Troubles dissociatifs de l’identité

Des manquements dans l’encadrement ont également été identifiés dans la gestion des troubles dissociatifs de l’identité : les responsables de la prise en charge ont conforté certains patients et patientes dans l’idée qu’ils étaient victimes de violence rituelle et de manipulation mentale et qu’ils avaient des contacts avec les auteurs de ces agissements. Il ressort clairement du rapport que le CPM, ou plus précisément son ancien directeur médical, a manqué d’esprit critique face au diagnostic de trouble dissociatif de l’identité, qui est aujourd’hui controversé parmi les spécialistes. La direction actuelle de l’établissement et plus spécialement la direction intérimaire de la clinique spécialisée dans l’anxiété et la dépression mise en place en mars 2022 ont pris conscience de ce problème et adopté les bonnes mesures. Par exemple, les diagnostics de trouble dissociatif de l’identité ne peuvent désormais être posés que par le médecin-chef et les thérapies mises en œuvre doivent faire l’objet d’une surveillance.

Prévention du suicide

L’investigation a en outre porté sur la délégation de tâches médicales à des psychologues et sur la mise en œuvre de la prévention du suicide. Le rapport observe que le Centre psychiatrique de Münsingen est doté d’un plan détaillé de prévention du suicide qui est appliqué de manière systématique et professionnelle dans l’ensemble de ses cliniques. En ce qui concerne l’emploi de psychologues comme responsables de la gestion de cas, le rapport aboutit à la conclusion que l’institution respecte les normes reconnues. 

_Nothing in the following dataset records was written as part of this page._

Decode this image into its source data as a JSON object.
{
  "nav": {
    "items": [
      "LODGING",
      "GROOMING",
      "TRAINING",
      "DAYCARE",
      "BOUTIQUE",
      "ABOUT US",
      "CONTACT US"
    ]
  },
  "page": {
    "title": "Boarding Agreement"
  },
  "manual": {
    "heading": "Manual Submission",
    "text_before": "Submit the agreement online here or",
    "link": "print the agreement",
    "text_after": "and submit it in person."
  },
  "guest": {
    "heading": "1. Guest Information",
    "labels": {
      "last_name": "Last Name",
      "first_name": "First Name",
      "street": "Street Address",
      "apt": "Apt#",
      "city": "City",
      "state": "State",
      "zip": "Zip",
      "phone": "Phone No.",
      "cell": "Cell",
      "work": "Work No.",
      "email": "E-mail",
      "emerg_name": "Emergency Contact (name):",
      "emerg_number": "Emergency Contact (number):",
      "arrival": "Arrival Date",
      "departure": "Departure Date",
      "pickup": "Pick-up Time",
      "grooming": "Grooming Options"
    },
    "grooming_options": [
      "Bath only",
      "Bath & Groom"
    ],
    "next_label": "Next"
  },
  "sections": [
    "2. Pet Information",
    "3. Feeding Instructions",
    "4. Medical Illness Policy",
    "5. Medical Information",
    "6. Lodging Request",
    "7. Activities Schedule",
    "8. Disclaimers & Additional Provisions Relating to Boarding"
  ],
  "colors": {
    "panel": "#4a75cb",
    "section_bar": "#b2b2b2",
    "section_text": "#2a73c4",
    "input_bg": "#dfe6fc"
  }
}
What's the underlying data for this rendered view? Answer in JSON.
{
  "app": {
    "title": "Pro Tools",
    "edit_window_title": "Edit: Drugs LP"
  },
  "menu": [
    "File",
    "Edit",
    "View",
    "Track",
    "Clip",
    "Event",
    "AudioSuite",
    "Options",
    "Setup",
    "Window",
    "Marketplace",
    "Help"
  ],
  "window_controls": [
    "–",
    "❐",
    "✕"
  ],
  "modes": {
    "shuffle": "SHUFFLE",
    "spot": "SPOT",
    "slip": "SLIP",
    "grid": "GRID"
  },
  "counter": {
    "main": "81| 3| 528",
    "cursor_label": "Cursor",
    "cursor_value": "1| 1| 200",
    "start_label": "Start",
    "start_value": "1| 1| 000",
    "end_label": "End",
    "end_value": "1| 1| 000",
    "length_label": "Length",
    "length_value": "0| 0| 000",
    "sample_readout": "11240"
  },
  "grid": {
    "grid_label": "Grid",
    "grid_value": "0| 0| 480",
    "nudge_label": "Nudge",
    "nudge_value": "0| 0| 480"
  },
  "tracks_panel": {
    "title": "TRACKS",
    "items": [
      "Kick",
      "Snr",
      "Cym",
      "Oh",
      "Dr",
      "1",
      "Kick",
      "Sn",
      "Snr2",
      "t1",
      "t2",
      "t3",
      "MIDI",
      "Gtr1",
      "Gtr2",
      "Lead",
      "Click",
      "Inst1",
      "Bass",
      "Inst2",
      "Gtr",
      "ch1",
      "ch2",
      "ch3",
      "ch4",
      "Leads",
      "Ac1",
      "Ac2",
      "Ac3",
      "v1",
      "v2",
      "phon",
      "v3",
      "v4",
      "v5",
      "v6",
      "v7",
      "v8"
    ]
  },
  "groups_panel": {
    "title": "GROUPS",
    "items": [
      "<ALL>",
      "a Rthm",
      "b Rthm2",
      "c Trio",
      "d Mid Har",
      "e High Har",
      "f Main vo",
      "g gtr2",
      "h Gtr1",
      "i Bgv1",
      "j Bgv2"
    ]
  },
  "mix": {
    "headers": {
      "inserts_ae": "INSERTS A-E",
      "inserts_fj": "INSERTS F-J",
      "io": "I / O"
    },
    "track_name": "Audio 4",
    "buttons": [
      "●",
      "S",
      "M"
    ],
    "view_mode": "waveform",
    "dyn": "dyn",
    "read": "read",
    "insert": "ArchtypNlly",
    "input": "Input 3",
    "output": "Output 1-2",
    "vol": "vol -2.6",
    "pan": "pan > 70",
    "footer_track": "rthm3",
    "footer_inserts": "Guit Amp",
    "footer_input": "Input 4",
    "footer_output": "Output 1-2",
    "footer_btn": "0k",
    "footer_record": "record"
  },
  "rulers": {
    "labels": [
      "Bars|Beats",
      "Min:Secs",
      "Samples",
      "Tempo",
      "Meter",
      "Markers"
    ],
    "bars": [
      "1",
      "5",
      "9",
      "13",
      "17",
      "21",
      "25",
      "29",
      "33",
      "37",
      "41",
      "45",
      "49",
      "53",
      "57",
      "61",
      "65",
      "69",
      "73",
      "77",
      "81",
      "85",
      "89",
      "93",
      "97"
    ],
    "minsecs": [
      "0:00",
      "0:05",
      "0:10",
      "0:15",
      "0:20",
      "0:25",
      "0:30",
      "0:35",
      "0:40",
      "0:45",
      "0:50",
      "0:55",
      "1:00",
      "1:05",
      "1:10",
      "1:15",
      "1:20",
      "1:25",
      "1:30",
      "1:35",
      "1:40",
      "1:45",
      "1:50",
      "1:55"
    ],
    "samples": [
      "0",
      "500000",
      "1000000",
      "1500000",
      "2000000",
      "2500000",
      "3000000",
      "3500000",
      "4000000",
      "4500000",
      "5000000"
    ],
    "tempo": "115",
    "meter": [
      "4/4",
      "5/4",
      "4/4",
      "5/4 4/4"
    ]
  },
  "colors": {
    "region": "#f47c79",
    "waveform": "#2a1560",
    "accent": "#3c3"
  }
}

Recommandations à l’attention de la société CPM SA

Le rapport recommande de renforcer les effectifs de CPM SA au niveau de l’encadrement médical. Un établissement comptant plus de 300 lits a besoin de cinq à six médecins chevronnés exerçant une fonction de cadre supérieur. L’institution doit en outre se doter de médecins-cadres supplémentaires pour assurer la surveillance des prestations ambulatoires, leur nombre étant fonction du volume de prestations à fournir.

Il faut que le recours à des mesures restrictives de liberté soit limité à un plus petit nombre d’unités de soins et mieux contrôlé. La surveillance de ces mesures doit en outre être améliorée et les directives internes actualisées.

Les directives internes régissant le placement à des fins d’assistance (PAFA) ont besoin d’être précisées et les plans thérapeutiques doivent être élaborés autant que possible en collaboration avec les patientes et les patients.   

Il convient de supprimer les conventions thérapeutiques dans toute la mesure du possible.

Il est important que le Tribunal de la protection de l’enfant et de l’adulte garantisse de façon plus efficace et plus crédible la protection juridique des personnes visées par une procédure de PAFA. Dans ces procédures, les médecins du CPM doivent se récuser lorsqu’on leur demande une expertise portant sur l’une ou l’un de leurs patients.

L’établissement doit veiller à ce que les patientes et les patients atteints de troubles de la personnalité borderline et de troubles dissociatifs de l’identité soient suivis étroitement par des spécialistes.  

Enfin, il est nécessaire d’améliorer la protection et le soutien des membres du personnel en cas d’agression physique ou psychique par des patientes ou des patients et de leur proposer dans ce domaine un accompagnement à bas seuil. 

Suite de la démarche

Le rapport apporte une contribution importante pour clarifier les faits allégués dans les médias au sujet du Centre psychiatrique de Münsingen et pour engager des processus qui aboutiront à optimiser les traitements dispensés dans cette institution. L’Office de la santé vérifiera régulièrement où en est la mise en œuvre des recommandations et il en rendra compte dans son reporting.

Les recommandations rendues suite à l’enquête interne demandée par la société CPM SA au premier semestre 2022 ont déjà été mises en œuvre par le CPM ou ont été prises en compte lors de l’élaboration d’autres mesures d’amélioration.

Documentation

Le rapport et la documentation relatifs à l’investigation (en allemand) sont disponibles à l’adresse www.be.ch/communiques.